COP26: i leader del mondo alla prova per “salvare” l’umanità

Vatican News

Marine Henriot, inviata a Glasgow

Il trambusto nei corridoi della 26esima Conferenza delle Nazioni Unite sui cambiamenti climatici si è spento quando Antonio Guterres ha preso la parola, e gli occhi speranzosi, preoccupati o entusiasti erano puntati sugli schermi.

Il mondo deve agire ora per “salvare l’umanità” dalle conseguenze catastrofiche del riscaldamento globale, ha dichiarato in apertura il Segretario generale dell’ONU, davanti a un pubblico di leader e di migliaia di delegati e osservatori. “Basta distruggere la biodiversità. Basta ucciderci con il carbonio. Basta trattare la natura come una discarica. Basta bruciare, trivellare e scavare sempre più in profondità. Stiamo scavando le nostre tombe”, ha rimarcato con forza, denunciando la nostra “dipendenza dai combustibili fossili”.

Una opportunità che non può fallire

Stessa preoccupazione nell’intervento al vertice del primo ministro del Regno Unito, il Paese ospitante. Boris Johnson ha messo in guardia dalla rabbia “incontrollabile” che deriverebbe da un fallimento della COP26. Da parte sua, il presidente USA Joe Biden che al momento della sua elezione ha reintrodotto gli Stati Uniti nell’accordo di Parigi dal quale il suo predecessore si era tirato fuori, ha sottolineato che gli intensi sforzi necessari per combattere il cambiamento climatico rappresentano una “incredibile opportunità” per l’economia globale.

Le voci dal Sud

Uno dei temi scottanti di questa COP 26 è la promessa dei Paesi occidentali di fornire 100 miliardi di dollari in aiuti annuali ai paesi più poveri, quelli meno responsabili del riscaldamento globale ma tuttavia quelli che ne soffrono di più. Questa promessa ifatta nell’accordo di Parigi nel 2015 non è stata mantenuta, rafforzando la crisi di fiducia tra i paesi del Nord e del Sud.
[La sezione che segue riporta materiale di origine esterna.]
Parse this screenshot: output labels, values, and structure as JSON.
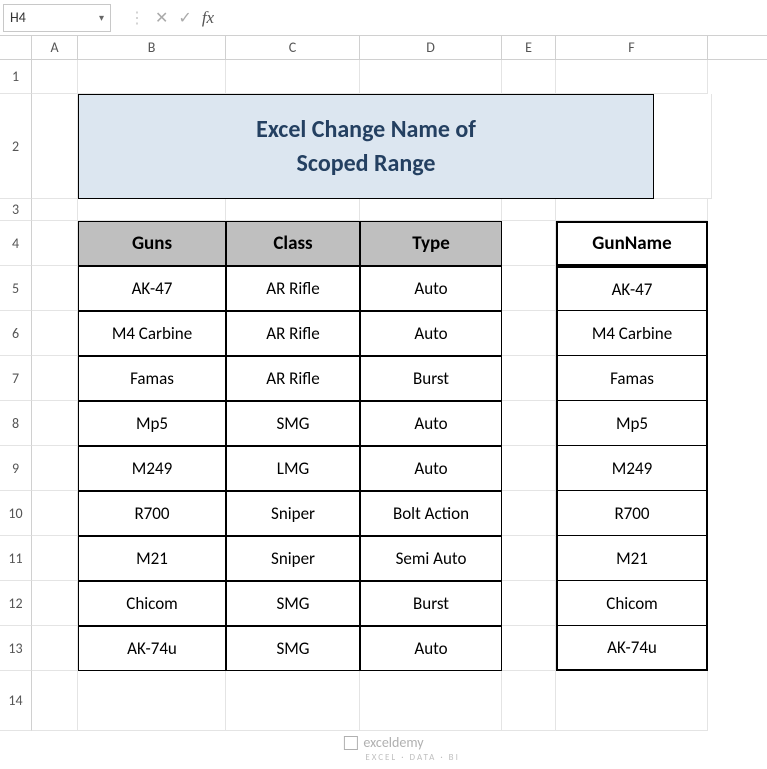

Tra i primi a parlare in tal senso, la premier delle Barbados Mia Mottley che ha invitato i paesi occidentali a mantenere le loro promesse. “Per coloro che hanno occhi per vedere, orecchie per ascoltare, e cuori per sentire: per sopravvivere- ha detto – abbiamo bisogno di limitare il riscaldamento a +1,5°C, 2°C sarebbe una condanna a morte per i popoli di Antigua e Barbuda, Maldive, Fiji, Kenya o Mozambico, Samoa e Barbados”. 

Questioni cruciali

Sei anni dopo la COP21, l’appello a combattere il riscaldamento globale è sempre più forte, e le ultime cifre delle Nazioni Unite sulle emissioni di gas serra non sono incoraggianti. Dopo un calo dovuto alla temporanea flessione economica della pandemia, le emissioni hanno raggiunto livelli record nel 2020. La temperatura della Terra è aumentata di 1,1°C dall’era preindustriale, raggiungendo quasi l’obiettivo dell’Accordo di Parigi di un aumento di 1,5°C, massimo 2°C.

Da registrare in questa apertura di vertice a Glasgow la scarsa rappresentanza dai Paesi più vulnerabili, in particolare a causa della vaccinazione obbligatoria e del costo particolarmente elevato del viaggio e dell’alloggio.